Kwa'Pai is a Red-shouldered Hawk who came to Project Wildlife as a hatchling in 2004. He was found on the ground underneath a nest, and it was soon discovered that he was blind in his right eye. With poor depth perception and the inability to see danger from one side, Kwa'Pai was unable to be released into the wild. Kwa'Pai's vocalizations and regal bearing inspired his name, which means "chief" in a dialect of the Kumeyaay people. He actually has a very calm personality and loves the showers he gets in his enclosure on hot days, holding out his wings to get soaking wet underneath.
As a young adolescent, this female Western Screech Owl was transferred to Project Wildlife by a veterinary hospital in July 2011 with severe head injuries.
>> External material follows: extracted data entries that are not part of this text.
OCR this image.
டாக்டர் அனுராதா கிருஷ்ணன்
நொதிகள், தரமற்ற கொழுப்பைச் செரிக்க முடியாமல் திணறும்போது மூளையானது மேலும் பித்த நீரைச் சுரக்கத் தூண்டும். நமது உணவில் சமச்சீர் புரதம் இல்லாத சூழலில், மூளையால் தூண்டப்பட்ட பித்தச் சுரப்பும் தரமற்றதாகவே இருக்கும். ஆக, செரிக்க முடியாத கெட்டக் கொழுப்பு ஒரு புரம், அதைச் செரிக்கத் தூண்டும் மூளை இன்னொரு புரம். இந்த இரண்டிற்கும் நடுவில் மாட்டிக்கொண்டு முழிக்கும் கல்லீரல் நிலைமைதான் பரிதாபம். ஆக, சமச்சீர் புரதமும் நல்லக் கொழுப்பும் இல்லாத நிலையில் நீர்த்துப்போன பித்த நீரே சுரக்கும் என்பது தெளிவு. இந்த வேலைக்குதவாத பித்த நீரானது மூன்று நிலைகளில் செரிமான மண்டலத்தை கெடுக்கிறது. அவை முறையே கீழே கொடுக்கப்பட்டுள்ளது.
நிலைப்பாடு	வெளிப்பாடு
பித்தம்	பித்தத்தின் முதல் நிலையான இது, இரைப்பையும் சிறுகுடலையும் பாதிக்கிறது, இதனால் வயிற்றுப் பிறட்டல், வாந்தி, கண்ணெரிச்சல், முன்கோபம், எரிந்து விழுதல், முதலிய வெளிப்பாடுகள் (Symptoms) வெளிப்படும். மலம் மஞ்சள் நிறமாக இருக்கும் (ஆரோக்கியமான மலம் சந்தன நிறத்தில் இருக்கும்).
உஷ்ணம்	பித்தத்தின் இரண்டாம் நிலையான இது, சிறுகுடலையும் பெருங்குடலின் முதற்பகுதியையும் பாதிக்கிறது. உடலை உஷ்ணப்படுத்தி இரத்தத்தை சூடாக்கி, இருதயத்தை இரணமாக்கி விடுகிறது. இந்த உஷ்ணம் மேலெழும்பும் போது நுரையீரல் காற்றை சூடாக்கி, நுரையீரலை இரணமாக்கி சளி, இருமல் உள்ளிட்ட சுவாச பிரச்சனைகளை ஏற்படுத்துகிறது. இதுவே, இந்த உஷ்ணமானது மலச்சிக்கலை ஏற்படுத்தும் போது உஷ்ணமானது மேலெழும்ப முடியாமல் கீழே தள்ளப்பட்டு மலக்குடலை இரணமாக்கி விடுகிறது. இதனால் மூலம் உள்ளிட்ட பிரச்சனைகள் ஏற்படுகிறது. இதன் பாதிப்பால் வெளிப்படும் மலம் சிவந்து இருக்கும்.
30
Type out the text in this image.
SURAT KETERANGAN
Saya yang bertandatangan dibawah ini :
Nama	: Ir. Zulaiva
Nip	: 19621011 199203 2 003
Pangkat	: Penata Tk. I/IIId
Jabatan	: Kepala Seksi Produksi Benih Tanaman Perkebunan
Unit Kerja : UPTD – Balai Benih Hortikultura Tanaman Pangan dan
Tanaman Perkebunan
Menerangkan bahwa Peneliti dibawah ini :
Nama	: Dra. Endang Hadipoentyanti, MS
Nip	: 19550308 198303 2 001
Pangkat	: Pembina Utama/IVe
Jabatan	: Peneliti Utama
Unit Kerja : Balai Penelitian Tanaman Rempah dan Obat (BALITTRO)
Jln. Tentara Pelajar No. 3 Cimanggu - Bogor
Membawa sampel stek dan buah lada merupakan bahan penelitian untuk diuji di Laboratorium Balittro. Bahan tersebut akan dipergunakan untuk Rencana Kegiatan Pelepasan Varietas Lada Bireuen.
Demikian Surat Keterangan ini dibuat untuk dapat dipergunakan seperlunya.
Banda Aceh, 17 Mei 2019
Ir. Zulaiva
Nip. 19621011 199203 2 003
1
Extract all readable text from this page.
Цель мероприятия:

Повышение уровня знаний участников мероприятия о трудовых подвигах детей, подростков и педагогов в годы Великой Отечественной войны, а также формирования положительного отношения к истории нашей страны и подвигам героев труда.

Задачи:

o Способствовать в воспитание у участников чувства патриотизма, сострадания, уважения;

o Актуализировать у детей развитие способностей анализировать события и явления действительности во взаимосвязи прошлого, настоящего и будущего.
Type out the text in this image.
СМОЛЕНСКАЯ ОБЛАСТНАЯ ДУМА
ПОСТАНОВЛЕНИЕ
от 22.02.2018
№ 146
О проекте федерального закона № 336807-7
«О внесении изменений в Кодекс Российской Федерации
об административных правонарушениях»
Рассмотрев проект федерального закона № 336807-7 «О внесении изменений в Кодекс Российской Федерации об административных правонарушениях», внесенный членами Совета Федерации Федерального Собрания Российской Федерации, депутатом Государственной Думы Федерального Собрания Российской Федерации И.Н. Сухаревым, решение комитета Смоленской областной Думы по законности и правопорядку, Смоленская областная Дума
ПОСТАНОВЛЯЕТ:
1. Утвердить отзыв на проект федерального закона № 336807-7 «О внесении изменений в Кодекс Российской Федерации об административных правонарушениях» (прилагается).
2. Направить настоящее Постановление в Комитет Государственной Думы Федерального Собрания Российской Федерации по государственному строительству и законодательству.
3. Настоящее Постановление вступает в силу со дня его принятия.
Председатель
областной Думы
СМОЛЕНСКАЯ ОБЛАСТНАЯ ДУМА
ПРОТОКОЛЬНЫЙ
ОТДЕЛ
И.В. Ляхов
After Luna was examined by our staff veterinarian and a veterinary eye specialist, it was determined she had loss of vision in her left eye, damage to her right eye and loss of hearing in her left ear. Without at least one healthy eye and both functioning ears, she would be unable to survive in the wild. She has since adapted well to life in captivity, and can now be found doing educational programs throughout San Diego County.
Moki (Hawaiian for "Rascal") is a common raven brought to Project Wildlife in 2000 as a hatchling with a broken wing. His injury did not heal completely enough for him to be able to survive on his own in the wild. As a result, we brought him into our education program and habituated him to humans and human behavior. Like all ravens, Moki is excellent at imitating sounds that he hears regularly, including the voice of his regular caregiver.
Tracy the Yuma myotis bat came into care in 2017 when two wildlife biologists observed her struggling to stay airborne. Upon examination, it was clear that her finger bones and arm bones were severely deformed and stunted — she had metabolic bone disease. Despite getting extra dietary calcium in care, the bone damage was already done and she would never fully develop the ability to fly. In the wild, this shy species hunts almost exclusively around fresh water sources, feeding on emerging aquatic insects such as mosquitoes. They are one of the first bat species to awaken after sundown, so if you are ever near a water source at dusk, such as one of our coastal lagoons, and you see tiny bats hunting low above the water, you are probably watching Yuma myotis snagging their breakfast.